Transparency, Morality, and Why We’re Better Off Without Privacy

on Mar 12, 2010

An article on CNET today discusses how concerns for privacy are diminishing, especially in our ever-growing information age. In the work I do on human uniqueness, I’ve explored the evolutionary relationship of morality and transparency. It appears that this growing transparency (and thus decline of privacy) is a very good thing for our populations as a whole. A look at the human ethical sense shows why.

Shaped by natural selection, the human ethical sense is finely tuned to work in our especially social environment. Generally, the best self-serving strategy (and one that is indirect) is to contribute to your social coalition; directly selfish behavior is usually a bad strategy because of the strong coercive threat imposed by the rest of the group. The exception is when directly self-serving actions can go by unnoticed (privately).
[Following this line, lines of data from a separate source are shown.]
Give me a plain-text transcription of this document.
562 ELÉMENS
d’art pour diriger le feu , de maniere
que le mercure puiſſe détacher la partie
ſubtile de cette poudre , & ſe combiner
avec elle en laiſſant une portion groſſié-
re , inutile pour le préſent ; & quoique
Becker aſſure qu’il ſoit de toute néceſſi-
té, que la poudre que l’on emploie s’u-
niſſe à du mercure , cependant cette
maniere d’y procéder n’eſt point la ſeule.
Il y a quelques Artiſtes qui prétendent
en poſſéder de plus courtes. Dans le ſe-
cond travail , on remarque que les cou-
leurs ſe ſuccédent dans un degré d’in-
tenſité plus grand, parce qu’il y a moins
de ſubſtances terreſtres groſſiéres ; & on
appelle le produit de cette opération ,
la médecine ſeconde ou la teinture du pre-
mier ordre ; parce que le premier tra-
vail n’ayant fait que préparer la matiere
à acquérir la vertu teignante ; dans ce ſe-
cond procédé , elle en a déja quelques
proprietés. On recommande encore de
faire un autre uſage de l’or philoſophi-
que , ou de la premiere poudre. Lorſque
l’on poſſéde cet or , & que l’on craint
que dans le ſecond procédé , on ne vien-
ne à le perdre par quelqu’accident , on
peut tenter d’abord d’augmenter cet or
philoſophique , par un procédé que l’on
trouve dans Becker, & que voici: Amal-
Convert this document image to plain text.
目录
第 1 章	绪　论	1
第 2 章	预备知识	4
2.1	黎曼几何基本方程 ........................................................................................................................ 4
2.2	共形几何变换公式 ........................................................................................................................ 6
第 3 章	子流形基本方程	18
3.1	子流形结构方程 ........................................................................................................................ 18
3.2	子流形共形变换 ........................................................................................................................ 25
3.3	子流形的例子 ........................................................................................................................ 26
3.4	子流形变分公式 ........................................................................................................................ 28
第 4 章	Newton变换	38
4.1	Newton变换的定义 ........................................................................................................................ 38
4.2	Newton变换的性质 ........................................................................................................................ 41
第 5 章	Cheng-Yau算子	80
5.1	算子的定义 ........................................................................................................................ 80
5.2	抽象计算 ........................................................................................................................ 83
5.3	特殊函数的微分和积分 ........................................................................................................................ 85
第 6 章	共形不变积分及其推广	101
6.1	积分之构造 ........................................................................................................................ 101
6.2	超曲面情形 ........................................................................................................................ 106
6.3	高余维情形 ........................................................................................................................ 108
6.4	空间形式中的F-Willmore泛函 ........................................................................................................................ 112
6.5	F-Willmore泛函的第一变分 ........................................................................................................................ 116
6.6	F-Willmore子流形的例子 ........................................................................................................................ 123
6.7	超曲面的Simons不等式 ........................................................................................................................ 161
This would net a benefit for you but it wouldn’t be good for the others. Simply put, the greater the transparency (and the less the privacy), the better off a group is as a whole because this causes each individual to avoid the then inferior directly self-interested strategy.

A quote by federal judge Richard Posner in the CNET article illustrates this entire concept really well: “As a social good, I think privacy is greatly overrated because privacy basically means concealment. People conceal things in order to fool other people about them. They want to appear healthier than they are, smarter, more honest and so forth.” Issues regarding privacy are very evocative because of this; they involve an individual’s direct self-interest.

Our technology allows us to change the social norms of privacy. Individually it appears we’re getting comfortable with the decline of privacy. Between generations, there is no uncertainty since newer generations are better at adopting technology. There has certainly been friction (we’ve all heard of people getting busted by posting stuff to Facebook) but people will adapt to the growing transparency of their lives. The big question that remains: how so? Will our norms change to deem currently inappropriate behavior appropriate? Or will people commit less such inappropriate behavior? My best guess is that it’ll lean towards the former when there’s no social harm and towards the latter when it’s our collective interest that people change.

In the meantime, enjoy the ride. With the emergence of computers and internet in our pockets along with facial recognition technology, we’ll soon be able to learn all about a person by just looking at him. MIT is already on this. Perhaps we all better clean up our acts sooner rather than later.  And who knows, the world may very well quickly become a much better place.